The Hennepin Canal Parkway, administered by the Illinois Department of Natural Resources as a state park, follows an old towpath along a canal opened in 1907 and quickly abandoned due to competition from railroads. The canal was originally built to link the Illinois and Mississippi rivers. Most of the various locks and aqueducts necessary to span the 105-mile distance are still in place, and the entire canal is listed on the National Register of Historic Places.

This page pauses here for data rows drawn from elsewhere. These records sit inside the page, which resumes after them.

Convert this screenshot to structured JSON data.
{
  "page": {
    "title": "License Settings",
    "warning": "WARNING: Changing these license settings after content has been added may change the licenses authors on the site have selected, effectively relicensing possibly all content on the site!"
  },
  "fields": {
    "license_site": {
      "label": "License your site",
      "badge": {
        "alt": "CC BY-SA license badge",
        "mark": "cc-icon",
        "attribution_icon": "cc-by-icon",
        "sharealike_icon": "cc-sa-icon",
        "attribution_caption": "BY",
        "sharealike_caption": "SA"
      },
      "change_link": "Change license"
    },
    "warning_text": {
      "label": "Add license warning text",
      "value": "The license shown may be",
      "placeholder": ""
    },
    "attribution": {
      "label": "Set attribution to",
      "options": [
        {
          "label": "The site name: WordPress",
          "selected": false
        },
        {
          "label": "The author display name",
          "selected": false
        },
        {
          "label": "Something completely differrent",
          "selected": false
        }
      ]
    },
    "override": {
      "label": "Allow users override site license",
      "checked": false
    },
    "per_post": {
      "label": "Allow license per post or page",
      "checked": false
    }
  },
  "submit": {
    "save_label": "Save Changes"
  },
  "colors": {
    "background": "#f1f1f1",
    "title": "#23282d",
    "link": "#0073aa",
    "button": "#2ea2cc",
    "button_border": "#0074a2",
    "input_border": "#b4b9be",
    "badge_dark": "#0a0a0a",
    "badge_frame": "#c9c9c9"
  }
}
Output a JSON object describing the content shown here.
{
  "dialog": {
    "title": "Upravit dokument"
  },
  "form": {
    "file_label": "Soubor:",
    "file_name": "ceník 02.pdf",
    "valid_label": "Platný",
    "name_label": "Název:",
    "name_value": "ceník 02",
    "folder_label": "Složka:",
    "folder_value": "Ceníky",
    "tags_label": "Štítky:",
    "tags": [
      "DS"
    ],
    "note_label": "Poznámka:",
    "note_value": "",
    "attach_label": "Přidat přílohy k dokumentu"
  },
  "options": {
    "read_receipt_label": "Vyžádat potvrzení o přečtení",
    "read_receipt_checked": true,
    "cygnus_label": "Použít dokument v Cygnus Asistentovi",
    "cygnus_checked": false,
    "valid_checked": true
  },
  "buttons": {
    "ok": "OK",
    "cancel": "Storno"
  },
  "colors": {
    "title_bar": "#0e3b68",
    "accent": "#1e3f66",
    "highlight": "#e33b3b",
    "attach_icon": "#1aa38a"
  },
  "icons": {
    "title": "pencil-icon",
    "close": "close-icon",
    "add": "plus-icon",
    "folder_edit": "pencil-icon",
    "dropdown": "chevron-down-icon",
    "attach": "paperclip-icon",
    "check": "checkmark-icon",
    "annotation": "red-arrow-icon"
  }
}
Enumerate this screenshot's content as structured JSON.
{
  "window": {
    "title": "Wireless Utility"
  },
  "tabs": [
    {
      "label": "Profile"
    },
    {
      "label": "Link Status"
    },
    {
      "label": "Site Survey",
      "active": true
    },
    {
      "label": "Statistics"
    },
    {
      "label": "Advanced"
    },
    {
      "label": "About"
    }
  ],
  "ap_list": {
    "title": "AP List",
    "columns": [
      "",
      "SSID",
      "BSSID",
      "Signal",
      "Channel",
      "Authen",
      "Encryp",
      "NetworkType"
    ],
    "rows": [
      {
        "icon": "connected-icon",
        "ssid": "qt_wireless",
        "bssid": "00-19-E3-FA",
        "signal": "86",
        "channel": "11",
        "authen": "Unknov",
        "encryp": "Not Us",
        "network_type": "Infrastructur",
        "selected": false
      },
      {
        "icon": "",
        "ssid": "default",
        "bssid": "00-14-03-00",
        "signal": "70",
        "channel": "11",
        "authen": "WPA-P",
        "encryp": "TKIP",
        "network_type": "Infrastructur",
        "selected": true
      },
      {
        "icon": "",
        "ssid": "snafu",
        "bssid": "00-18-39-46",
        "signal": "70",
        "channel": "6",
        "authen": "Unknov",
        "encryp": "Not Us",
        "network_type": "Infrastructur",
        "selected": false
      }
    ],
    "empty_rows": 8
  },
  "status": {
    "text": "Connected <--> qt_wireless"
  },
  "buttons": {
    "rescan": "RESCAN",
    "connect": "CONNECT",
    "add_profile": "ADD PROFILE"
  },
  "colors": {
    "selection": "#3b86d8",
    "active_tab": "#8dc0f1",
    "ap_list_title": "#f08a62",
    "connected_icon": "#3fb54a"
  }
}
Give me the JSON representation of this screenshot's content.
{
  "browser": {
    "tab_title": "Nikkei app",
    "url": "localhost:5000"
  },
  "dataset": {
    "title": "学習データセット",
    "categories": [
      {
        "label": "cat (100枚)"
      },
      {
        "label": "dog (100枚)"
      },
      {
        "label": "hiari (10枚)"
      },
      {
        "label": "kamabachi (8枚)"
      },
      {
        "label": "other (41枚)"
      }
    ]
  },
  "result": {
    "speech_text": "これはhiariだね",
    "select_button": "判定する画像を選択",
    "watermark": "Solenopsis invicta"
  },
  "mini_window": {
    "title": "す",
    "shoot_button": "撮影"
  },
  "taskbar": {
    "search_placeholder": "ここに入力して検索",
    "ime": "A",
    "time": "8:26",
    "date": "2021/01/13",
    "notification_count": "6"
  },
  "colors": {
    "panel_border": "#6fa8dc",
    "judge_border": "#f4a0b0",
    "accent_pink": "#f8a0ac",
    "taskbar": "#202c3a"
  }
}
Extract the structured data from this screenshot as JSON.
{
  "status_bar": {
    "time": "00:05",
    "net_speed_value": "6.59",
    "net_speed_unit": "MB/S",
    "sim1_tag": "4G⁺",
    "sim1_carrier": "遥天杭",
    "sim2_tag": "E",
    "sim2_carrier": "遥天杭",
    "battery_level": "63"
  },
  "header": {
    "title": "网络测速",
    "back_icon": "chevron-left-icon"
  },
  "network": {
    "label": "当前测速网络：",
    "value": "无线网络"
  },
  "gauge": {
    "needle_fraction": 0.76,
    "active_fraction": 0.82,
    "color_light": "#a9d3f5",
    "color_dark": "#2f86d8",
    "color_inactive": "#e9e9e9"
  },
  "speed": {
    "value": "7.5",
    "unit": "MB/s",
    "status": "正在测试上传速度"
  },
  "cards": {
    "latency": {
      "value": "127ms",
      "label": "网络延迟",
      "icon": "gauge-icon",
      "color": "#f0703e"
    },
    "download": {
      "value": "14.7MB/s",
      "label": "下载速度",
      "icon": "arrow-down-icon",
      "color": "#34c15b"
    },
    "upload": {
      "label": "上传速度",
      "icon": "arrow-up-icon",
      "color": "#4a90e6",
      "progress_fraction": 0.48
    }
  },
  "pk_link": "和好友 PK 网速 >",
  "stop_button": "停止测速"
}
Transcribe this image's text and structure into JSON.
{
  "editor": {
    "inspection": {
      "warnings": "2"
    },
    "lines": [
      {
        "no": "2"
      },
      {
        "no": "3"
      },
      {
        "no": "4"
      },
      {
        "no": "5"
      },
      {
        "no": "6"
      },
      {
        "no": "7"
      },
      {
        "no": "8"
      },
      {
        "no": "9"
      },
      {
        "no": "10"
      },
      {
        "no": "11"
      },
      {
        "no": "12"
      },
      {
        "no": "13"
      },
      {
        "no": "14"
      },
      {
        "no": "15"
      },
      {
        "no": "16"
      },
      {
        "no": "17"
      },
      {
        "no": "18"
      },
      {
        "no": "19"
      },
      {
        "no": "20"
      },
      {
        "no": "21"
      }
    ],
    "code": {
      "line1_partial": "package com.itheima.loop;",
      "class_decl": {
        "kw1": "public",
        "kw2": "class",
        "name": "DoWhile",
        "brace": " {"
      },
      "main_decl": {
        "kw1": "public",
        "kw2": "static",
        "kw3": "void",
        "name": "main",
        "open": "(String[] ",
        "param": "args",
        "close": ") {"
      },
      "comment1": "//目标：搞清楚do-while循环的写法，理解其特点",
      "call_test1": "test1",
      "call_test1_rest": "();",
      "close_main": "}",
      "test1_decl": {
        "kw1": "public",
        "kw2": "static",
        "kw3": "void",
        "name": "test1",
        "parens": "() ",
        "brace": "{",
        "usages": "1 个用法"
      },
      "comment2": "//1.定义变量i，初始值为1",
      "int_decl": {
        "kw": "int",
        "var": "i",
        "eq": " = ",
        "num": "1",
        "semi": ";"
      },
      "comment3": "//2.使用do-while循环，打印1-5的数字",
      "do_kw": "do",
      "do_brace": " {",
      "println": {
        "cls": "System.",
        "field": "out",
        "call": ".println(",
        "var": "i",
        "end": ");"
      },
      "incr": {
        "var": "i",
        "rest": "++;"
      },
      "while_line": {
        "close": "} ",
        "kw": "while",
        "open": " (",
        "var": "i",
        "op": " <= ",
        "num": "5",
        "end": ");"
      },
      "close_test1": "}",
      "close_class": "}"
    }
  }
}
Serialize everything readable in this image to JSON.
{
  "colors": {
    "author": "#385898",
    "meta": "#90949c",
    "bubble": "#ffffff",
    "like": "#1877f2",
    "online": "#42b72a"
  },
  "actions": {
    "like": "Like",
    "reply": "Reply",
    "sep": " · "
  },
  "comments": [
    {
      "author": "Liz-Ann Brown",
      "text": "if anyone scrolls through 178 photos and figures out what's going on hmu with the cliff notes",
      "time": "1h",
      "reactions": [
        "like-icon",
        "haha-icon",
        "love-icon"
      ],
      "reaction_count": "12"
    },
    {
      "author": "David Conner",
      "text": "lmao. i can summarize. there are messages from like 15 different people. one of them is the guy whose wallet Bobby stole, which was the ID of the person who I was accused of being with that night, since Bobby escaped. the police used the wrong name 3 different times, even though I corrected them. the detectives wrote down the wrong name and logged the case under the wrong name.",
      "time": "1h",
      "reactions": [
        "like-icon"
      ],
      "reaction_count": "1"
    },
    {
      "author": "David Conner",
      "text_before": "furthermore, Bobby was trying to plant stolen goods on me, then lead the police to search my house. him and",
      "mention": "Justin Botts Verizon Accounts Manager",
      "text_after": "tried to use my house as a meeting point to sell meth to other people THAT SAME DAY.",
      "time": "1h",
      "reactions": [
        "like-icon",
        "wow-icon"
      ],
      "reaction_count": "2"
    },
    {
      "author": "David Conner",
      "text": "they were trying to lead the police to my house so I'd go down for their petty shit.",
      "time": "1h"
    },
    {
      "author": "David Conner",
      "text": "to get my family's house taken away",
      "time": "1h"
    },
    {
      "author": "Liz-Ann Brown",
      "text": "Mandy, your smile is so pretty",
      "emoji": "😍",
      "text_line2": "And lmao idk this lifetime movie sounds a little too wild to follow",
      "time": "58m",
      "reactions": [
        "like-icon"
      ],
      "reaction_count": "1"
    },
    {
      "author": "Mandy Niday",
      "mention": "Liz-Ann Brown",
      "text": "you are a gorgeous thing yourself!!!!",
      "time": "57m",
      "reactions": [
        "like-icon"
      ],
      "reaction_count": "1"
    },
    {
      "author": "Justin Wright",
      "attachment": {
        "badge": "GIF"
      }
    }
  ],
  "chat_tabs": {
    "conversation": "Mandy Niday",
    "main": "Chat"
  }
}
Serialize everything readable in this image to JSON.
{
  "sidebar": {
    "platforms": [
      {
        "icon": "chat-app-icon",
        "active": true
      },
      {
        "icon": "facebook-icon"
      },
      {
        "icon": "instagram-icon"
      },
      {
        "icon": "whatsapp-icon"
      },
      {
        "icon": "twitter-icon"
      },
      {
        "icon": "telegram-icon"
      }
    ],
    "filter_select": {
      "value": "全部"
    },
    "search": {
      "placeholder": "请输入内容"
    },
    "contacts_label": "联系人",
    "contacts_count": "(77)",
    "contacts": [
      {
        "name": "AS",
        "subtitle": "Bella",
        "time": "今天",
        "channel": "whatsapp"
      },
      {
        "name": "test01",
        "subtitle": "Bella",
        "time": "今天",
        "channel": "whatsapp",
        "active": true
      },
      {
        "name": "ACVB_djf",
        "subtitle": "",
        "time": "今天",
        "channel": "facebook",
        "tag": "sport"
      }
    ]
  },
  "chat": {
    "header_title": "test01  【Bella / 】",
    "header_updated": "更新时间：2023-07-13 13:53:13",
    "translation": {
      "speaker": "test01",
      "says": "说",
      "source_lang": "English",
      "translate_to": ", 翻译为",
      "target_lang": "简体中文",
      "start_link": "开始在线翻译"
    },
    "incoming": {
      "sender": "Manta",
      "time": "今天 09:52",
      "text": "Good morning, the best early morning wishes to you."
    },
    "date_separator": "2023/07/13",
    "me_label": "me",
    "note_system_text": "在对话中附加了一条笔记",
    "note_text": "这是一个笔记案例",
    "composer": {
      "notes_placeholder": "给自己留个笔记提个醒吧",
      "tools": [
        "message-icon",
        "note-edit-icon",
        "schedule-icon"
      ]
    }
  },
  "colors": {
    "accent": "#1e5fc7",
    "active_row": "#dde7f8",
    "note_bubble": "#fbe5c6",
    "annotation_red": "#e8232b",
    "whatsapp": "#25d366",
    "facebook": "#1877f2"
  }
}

The path, which was built for animals towing boats along the canal but never used this way, is level and easy. However, water is scarce along the way (found only at locks 21, 22 and the Visitor Center), so be sure to bring plenty, especially during hot days. The landscape varies from forest to grasslands to marsh to farmland, and the trail is particularly pleasing during fall, when the leaves are changing colors.
The trail surface is suitable for both road and mountain bikes, although those on hybrid bikes will have the easiest time. During winter, the canal often freezes, making it suitable for ice skating. Anglers will find stocked bluegill, crappie, walleye and bass.
The east–west corridor extends from Bureau Junction, near the Illinois River, to Colona on the Rock River. A feeder canal runs just more than 29 miles from northeast of Mineral north to Rock Falls and Sterling. Toilets are located at locks 3, 6, 11, 17, 21, 22, 23, 24 and 26, as well as at bridges 14, 15, 23 and the Visitor Center on the main canal. Additional toilets can be found at bridges 50, 52 and 64 on the feeder canal.
You can access the Hennepin Canal Parkway in numerous places along both the main canal and feeder canal. The Visitor Center is located off Interstate 80 just west of State Route 40 near Sheffield.